Prebiotic and probiotic supplements may improve depression symptoms; a June 2020 review study shows. Scientists analyzed 7 of the highest quality studies conducted in the last 15 years assessing the effectiveness of single and multi-strain pre- and probiotics in improving depressive symptoms in patients with a clinical diagnosis of depression. Researchers included only those studies that used quantitative measurements to categorize symptoms. BMJ
Takeaway: Results of all 7 studies (using a combination of prebiotics alone, probiotics alone, and prebiotics and probiotics together) showed statistically significant improvements in depression symptoms and/or clinically significant improvements in biochemical measurements for depression. While this study sheds light on depressive disorders, it doesn’t tell us whether anxiety disorders would respond similarly. The verdict is still out and more studies are needed.

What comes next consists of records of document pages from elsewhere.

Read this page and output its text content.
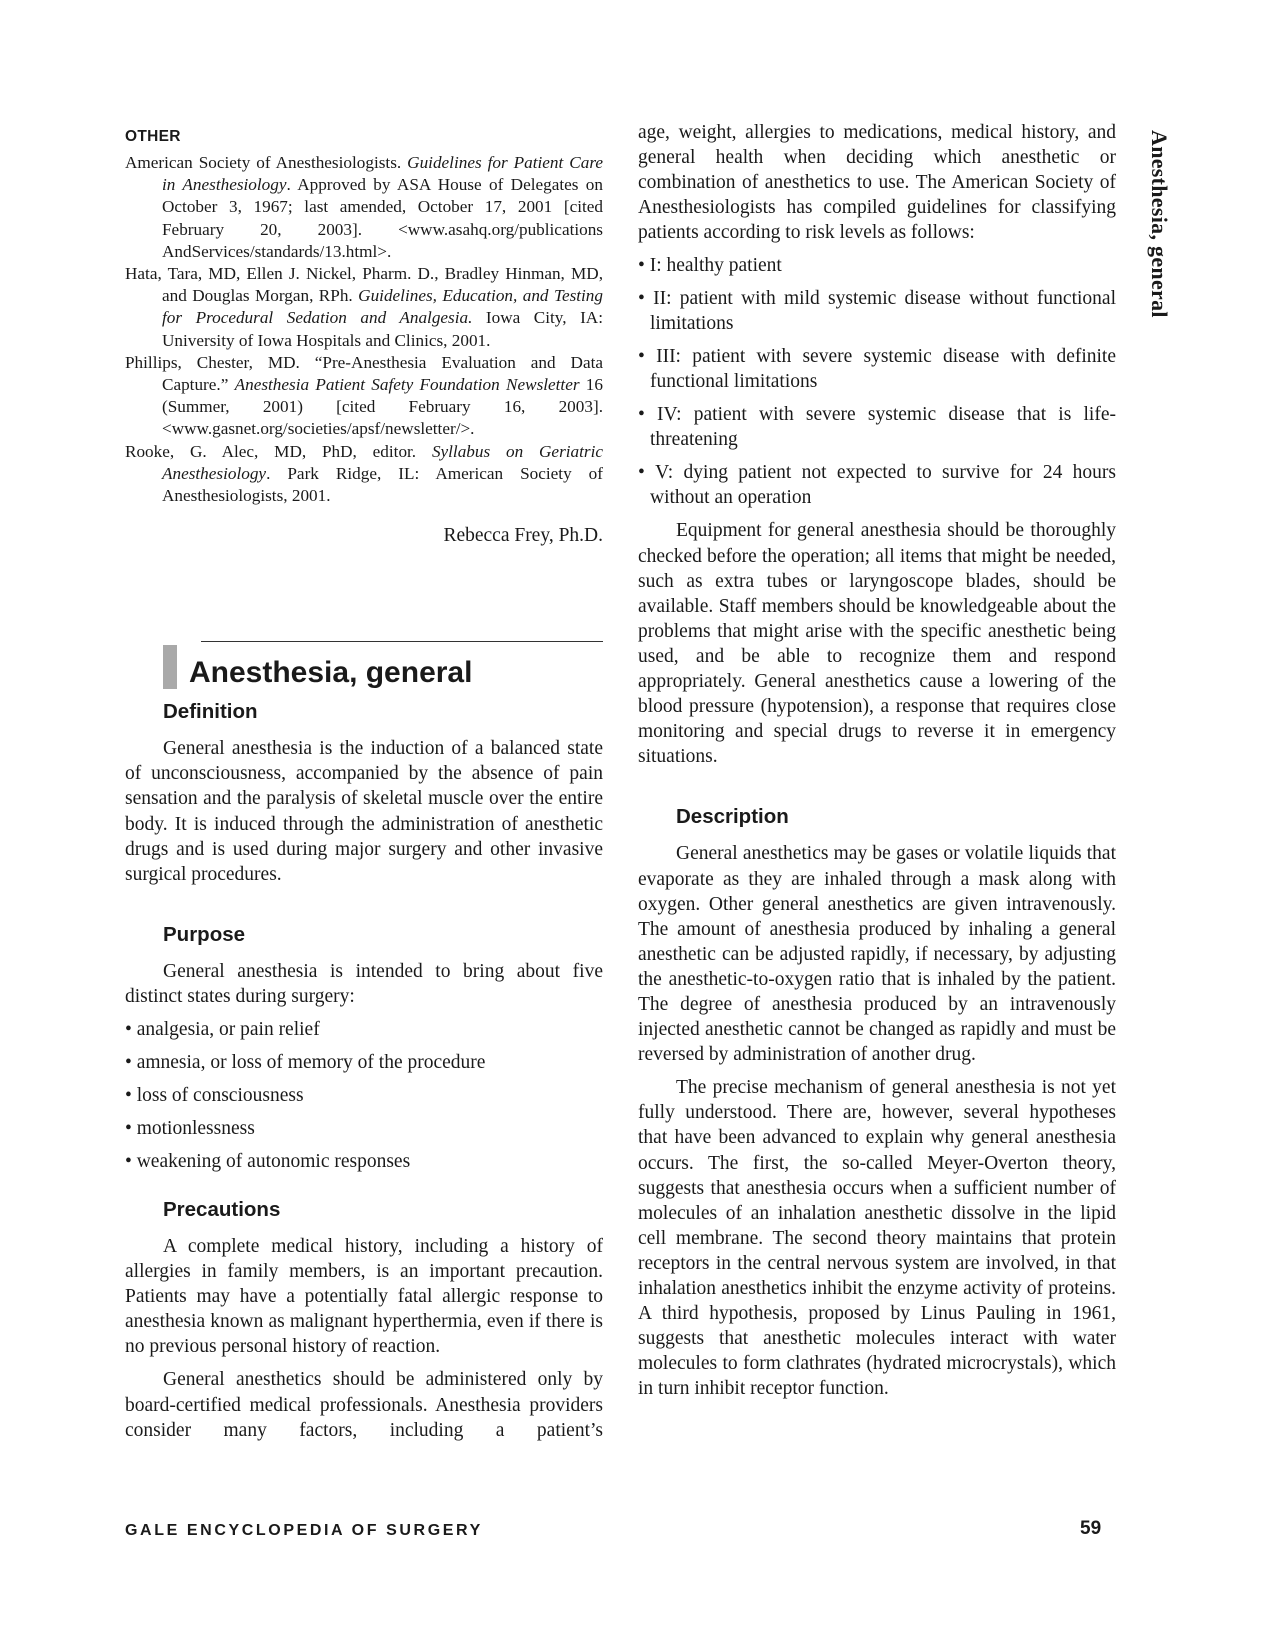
OTHER

American Society of Anesthesiologists. Guidelines for Patient Care in Anesthesiology. Approved by ASA House of Delegates on October 3, 1967; last amended, October 17, 2001 [cited February 20, 2003]. <www.asahq.org/publications AndServices/standards/13.html>.

Hata, Tara, MD, Ellen J. Nickel, Pharm. D., Bradley Hinman, MD, and Douglas Morgan, RPh. Guidelines, Education, and Testing for Procedural Sedation and Analgesia. Iowa City, IA: University of Iowa Hospitals and Clinics, 2001.

Phillips, Chester, MD. “Pre-Anesthesia Evaluation and Data Capture.” Anesthesia Patient Safety Foundation Newsletter 16 (Summer, 2001) [cited February 16, 2003]. <www.gasnet.org/societies/apsf/newsletter/>.

Rooke, G. Alec, MD, PhD, editor. Syllabus on Geriatric Anesthesiology. Park Ridge, IL: American Society of Anesthesiologists, 2001.

Rebecca Frey, Ph.D.

Anesthesia, general
Definition

General anesthesia is the induction of a balanced state of unconsciousness, accompanied by the absence of pain sensation and the paralysis of skeletal muscle over the entire body. It is induced through the administration of anesthetic drugs and is used during major surgery and other invasive surgical procedures.

Purpose

General anesthesia is intended to bring about five distinct states during surgery:

• analgesia, or pain relief
• amnesia, or loss of memory of the procedure
• loss of consciousness
• motionlessness
• weakening of autonomic responses
Precautions

A complete medical history, including a history of allergies in family members, is an important precaution. Patients may have a potentially fatal allergic response to anesthesia known as malignant hyperthermia, even if there is no previous personal history of reaction.

General anesthetics should be administered only by board-certified medical professionals. Anesthesia providers consider many factors, including a patient’s

age, weight, allergies to medications, medical history, and general health when deciding which anesthetic or combination of anesthetics to use. The American Society of Anesthesiologists has compiled guidelines for classifying patients according to risk levels as follows:

• I: healthy patient
• II: patient with mild systemic disease without functional limitations
• III: patient with severe systemic disease with definite functional limitations
• IV: patient with severe systemic disease that is life-threatening
• V: dying patient not expected to survive for 24 hours without an operation

Equipment for general anesthesia should be thoroughly checked before the operation; all items that might be needed, such as extra tubes or laryngoscope blades, should be available. Staff members should be knowledgeable about the problems that might arise with the specific anesthetic being used, and be able to recognize them and respond appropriately. General anesthetics cause a lowering of the blood pressure (hypotension), a response that requires close monitoring and special drugs to reverse it in emergency situations.

Description

General anesthetics may be gases or volatile liquids that evaporate as they are inhaled through a mask along with oxygen. Other general anesthetics are given intravenously. The amount of anesthesia produced by inhaling a general anesthetic can be adjusted rapidly, if necessary, by adjusting the anesthetic-to-oxygen ratio that is inhaled by the patient. The degree of anesthesia produced by an intravenously injected anesthetic cannot be changed as rapidly and must be reversed by administration of another drug.

The precise mechanism of general anesthesia is not yet fully understood. There are, however, several hypotheses that have been advanced to explain why general anesthesia occurs. The first, the so-called Meyer-Overton theory, suggests that anesthesia occurs when a sufficient number of molecules of an inhalation anesthetic dissolve in the lipid cell membrane. The second theory maintains that protein receptors in the central nervous system are involved, in that inhalation anesthetics inhibit the enzyme activity of proteins. A third hypothesis, proposed by Linus Pauling in 1961, suggests that anesthetic molecules interact with water molecules to form clathrates (hydrated microcrystals), which in turn inhibit receptor function.

Anesthesia, general
GALE ENCYCLOPEDIA OF SURGERY	59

The other important point to keep in mind is that just like with digestive disorders, simply popping a prebiotic/probiotic pill won’t improve your symptoms. But if the supplement is combined with other proven, effective treatments – like cognitive behavioral therapy – the supplements may have an adjuvant helpful benefit. It’s also important to point out that food is still the best source of prebiotics (indigestible plant fiber that acts as food for beneficial gut bacteria). Without whole food prebiotics for the bacteria to feed on, your expensive probiotic bacteria will find themselves in one end and out the other in a matter of hours!